Suppose $X$ is an infinite set, $k$ a field and $R = \{f \mid f:X\to k\}$. Define $P_x :=\{f \mid f(x) = 0\}$. We know that $P_x$ is maximal and hence prime, but I am unsure how to show that $P_x$ is a minimal prime ideal.
So far I've got: Let $P$ be another prime ideal s.t $P \subset P_x$ and let $f \in P_x \setminus P$ such that $f$ differs minimally from all functions in $P$ ie. the set $\{a \ \mid f(a) \neq g(a), a \in X, g \in P\}$ for some function $g \in P$ is minimal.
Suppose $g \in P$ is a function in $P$ such that $f(a) \neq g(a)$ in the fewest possible terms.
If $g(a) \neq 0$ then say $f(a) =b$ and $g(a) = c$. As $R$ is all functions we may choose a function $h:X \to k$ with $h(a) = c^{-1}b$ and $h$ sends all other elements to $1$. Then $gh(a) = b = f(a)$ and otherwise $gh = g$. As $P$ is an ideal $gh \in P$ and, by minimality we have $f \in P$.
However, at the moment I cannot solve the case when $g(a) =0$. Any suggestions?

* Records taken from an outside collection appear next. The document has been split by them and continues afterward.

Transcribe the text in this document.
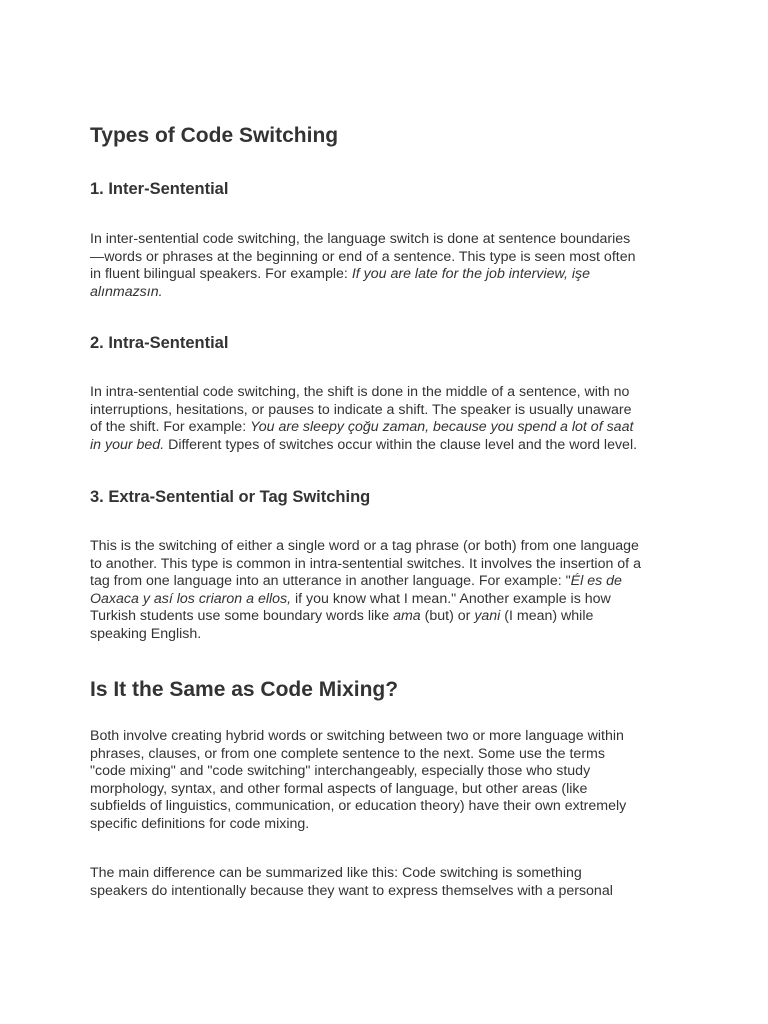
Types of Code Switching
1. Inter-Sentential

In inter-sentential code switching, the language switch is done at sentence boundaries
—words or phrases at the beginning or end of a sentence. This type is seen most often
in fluent bilingual speakers. For example: If you are late for the job interview, işe
alınmazsın.

2. Intra-Sentential

In intra-sentential code switching, the shift is done in the middle of a sentence, with no
interruptions, hesitations, or pauses to indicate a shift. The speaker is usually unaware
of the shift. For example: You are sleepy çoğu zaman, because you spend a lot of saat
in your bed. Different types of switches occur within the clause level and the word level.

3. Extra-Sentential or Tag Switching

This is the switching of either a single word or a tag phrase (or both) from one language
to another. This type is common in intra-sentential switches. It involves the insertion of a
tag from one language into an utterance in another language. For example: "Él es de
Oaxaca y así los criaron a ellos, if you know what I mean." Another example is how
Turkish students use some boundary words like ama (but) or yani (I mean) while
speaking English.

Is It the Same as Code Mixing?

Both involve creating hybrid words or switching between two or more language within
phrases, clauses, or from one complete sentence to the next. Some use the terms
"code mixing" and "code switching" interchangeably, especially those who study
morphology, syntax, and other formal aspects of language, but other areas (like
subfields of linguistics, communication, or education theory) have their own extremely
specific definitions for code mixing.

The main difference can be summarized like this: Code switching is something
speakers do intentionally because they want to express themselves with a personal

So far I've got: Let $P$ be another prime ideal s.t. $P\subsetneq P_x$ and let $f\in P_x\setminus P$
This is the right way to start, namely to assume that there is a prime $P\subset P_x$ and an element $f\in P_x\setminus P$ separating $P$ from $P_x$. Note that $f(x)=0$, since $f\in P_x$. Now define $g\in R$ so that $g(x) = 1$ and $g(y) = 0$ for $y\in X\setminus \{x\}$. We have $f, g\notin P$ and $fg=0 \in P$, showing that $P$ is not prime.